Holden asked if non-infected health care workers, who are working with infected staff and concerned about their own safety, had any recourse, such as a contact within the Department of Health they could reach directly. Frye said he’d received emails with that question, and that he’d discussed the matter with industry groups such as the Oklahoma Hospital Association.
“We have the same goals,” he said. “We want to work together to increase nursing capacity within the state of Oklahoma.”
During a separate virtual briefing, Oklahoma Nurses Association CEO Jane Nelson criticized the guidance. She said that keeping infected and noninfected workers separated would prove impossible. But logistics and risk were not her only concerns.
“It is a mixed message to the public to allow asymptomatic COVID-positive nurses, physicians and other health care workers to work,” she said. “They need to be home quarantining like the rest of the public.”

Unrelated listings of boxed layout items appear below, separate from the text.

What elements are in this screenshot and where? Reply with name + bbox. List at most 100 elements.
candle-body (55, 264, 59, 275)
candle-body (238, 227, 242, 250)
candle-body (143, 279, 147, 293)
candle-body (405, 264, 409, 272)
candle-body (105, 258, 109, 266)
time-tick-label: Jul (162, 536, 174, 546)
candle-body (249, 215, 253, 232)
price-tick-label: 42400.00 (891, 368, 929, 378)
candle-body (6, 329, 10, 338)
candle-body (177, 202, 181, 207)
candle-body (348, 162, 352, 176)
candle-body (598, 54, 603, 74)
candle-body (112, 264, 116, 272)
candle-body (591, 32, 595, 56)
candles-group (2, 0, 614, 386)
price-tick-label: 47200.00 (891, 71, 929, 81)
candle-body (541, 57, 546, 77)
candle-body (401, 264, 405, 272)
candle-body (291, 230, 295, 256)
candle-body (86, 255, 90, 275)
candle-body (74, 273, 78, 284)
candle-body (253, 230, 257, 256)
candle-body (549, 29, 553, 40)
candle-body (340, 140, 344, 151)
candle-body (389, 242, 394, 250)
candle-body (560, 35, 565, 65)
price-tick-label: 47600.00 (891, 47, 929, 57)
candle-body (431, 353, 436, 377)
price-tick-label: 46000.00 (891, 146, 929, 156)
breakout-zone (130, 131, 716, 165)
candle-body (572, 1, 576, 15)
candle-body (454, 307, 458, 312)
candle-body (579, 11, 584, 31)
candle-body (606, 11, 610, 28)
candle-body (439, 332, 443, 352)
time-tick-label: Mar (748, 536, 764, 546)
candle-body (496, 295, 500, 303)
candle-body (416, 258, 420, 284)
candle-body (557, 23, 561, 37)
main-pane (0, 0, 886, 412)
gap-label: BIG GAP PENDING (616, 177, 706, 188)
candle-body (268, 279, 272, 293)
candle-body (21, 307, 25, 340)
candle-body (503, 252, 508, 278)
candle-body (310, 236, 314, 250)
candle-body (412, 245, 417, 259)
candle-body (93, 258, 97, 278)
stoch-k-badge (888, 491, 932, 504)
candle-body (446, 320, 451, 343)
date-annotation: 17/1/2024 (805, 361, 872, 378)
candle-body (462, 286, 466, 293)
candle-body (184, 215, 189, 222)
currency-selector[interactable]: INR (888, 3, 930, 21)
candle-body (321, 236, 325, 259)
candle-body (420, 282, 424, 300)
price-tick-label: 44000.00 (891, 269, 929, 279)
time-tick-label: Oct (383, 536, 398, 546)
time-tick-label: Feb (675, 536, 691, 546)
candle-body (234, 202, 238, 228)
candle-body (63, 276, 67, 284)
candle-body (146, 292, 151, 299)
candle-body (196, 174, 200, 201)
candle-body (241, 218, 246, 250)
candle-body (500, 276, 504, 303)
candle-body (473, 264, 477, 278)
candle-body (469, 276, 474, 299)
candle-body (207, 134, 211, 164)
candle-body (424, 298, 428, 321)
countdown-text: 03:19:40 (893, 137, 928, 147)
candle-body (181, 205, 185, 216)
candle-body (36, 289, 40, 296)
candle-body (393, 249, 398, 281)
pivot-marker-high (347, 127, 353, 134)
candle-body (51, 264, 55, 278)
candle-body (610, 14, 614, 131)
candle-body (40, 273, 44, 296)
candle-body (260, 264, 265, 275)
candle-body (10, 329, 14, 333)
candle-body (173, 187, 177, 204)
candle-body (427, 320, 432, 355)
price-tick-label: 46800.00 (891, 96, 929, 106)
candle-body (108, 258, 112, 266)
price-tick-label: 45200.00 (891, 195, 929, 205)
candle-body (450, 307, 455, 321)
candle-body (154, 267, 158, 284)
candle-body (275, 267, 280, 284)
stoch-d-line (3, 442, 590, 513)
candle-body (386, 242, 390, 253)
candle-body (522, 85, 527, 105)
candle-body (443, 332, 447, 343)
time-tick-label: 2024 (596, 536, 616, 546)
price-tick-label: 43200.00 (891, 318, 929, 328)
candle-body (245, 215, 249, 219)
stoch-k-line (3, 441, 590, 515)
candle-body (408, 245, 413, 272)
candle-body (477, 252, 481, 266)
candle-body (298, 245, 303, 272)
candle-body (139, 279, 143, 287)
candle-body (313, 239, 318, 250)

Dr. Scott Michener, the chief medical officer at Comanche County Memorial Hospital, spoke during the same briefing as Nelson. He discussed his hospital’s ICU capacity being at 120 percent, with overflow spilling into several departments, including the emergency room. He echoed that the bed shortage doesn’t refer to the need for physical beds but the lack of workers to staff beds.
“The state health department said today that asymptomatic providers can continue to work, and that’s their way to alleviate staffing shortages,” he said. “Just, to me, that seems like the most insane thing.”